The question of the Lord's Supper is not peripheral to the Reformation — it is central. The medieval Catholic doctrine of transubstantiation had been one of Luther's primary targets in the Babylonian Captivity. But in attacking transubstantiation Luther had not specified what he believed positively, and when he does specify it — real bodily presence in, with, and under the bread and wine, without the Aristotelian explanation — Zwingli finds it philosophically absurd and theologically wrong.

Calvin, who will come later, finds a middle way: Christ is spiritually but truly present, not physically but not merely symbolically either. The Calvinist position on the Eucharist is more nuanced than either Luther's or Zwingli's but satisfies neither.

The result is that the Protestant tradition enters the world fragmented on the question of what happens at the table — the most basic act of Christian community, the one thing Christ explicitly said to do in remembrance of him.

Lutherans and Reformed cannot commune together.
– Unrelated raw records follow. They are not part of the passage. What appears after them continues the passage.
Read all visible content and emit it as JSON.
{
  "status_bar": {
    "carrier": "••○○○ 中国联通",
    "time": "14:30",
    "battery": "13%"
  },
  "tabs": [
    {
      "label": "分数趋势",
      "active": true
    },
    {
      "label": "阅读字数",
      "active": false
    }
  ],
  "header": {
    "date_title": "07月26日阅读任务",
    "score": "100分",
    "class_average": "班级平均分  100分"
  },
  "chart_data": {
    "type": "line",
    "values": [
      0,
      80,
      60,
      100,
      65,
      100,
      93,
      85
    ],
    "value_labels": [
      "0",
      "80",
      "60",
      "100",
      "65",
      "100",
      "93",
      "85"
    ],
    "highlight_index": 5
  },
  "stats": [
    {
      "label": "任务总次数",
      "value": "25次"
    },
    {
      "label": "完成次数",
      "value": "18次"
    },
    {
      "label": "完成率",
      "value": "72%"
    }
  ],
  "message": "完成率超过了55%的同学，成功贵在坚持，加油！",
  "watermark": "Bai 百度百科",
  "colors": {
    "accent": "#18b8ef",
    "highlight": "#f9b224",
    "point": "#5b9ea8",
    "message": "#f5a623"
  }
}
Different traditions build their table theologies and their table practices around their answers to questions that the Marburg Colloquy could not resolve.

This is not simply a theological tragedy. It is a pastoral one. Every Sunday across the Protestant world, people who confess the same Lord and the same gospel cannot eat together because of how they understand the meal.

Christ said do this. He did not specify that doing it would divide the people doing it.


This is my body. These four words are my rock on which I stand.

Martin Luther, at the Marburg Colloquy, October 1529 AD

Matthew 26:26

As they were eating, Jesus took bread, gave thanks for it, and broke it. He gave to the disciples, and said, Take, eat; this is my body.


Jesus said do this in remembrance of me. He said it to a room of people who were about to betray him, deny him, and flee. He did not say do this only when you have resolved the theological questions about what it means.

The Protestant divisions over the Eucharist are a permanent reminder that even the most earnest pursuit of biblical truth can produce fractures that the truth itself does not require.

Some of those fractures are necessary — there are genuine differences that cannot be papered over without dishonesty. But some are the product of pride, stubbornness, and the confusion of secondary questions with primary ones.

What does your practice at the table say about what you believe about the one who instituted it? And what would it mean to come to the table with enough humility to receive what is there, regardless of the unresolved questions?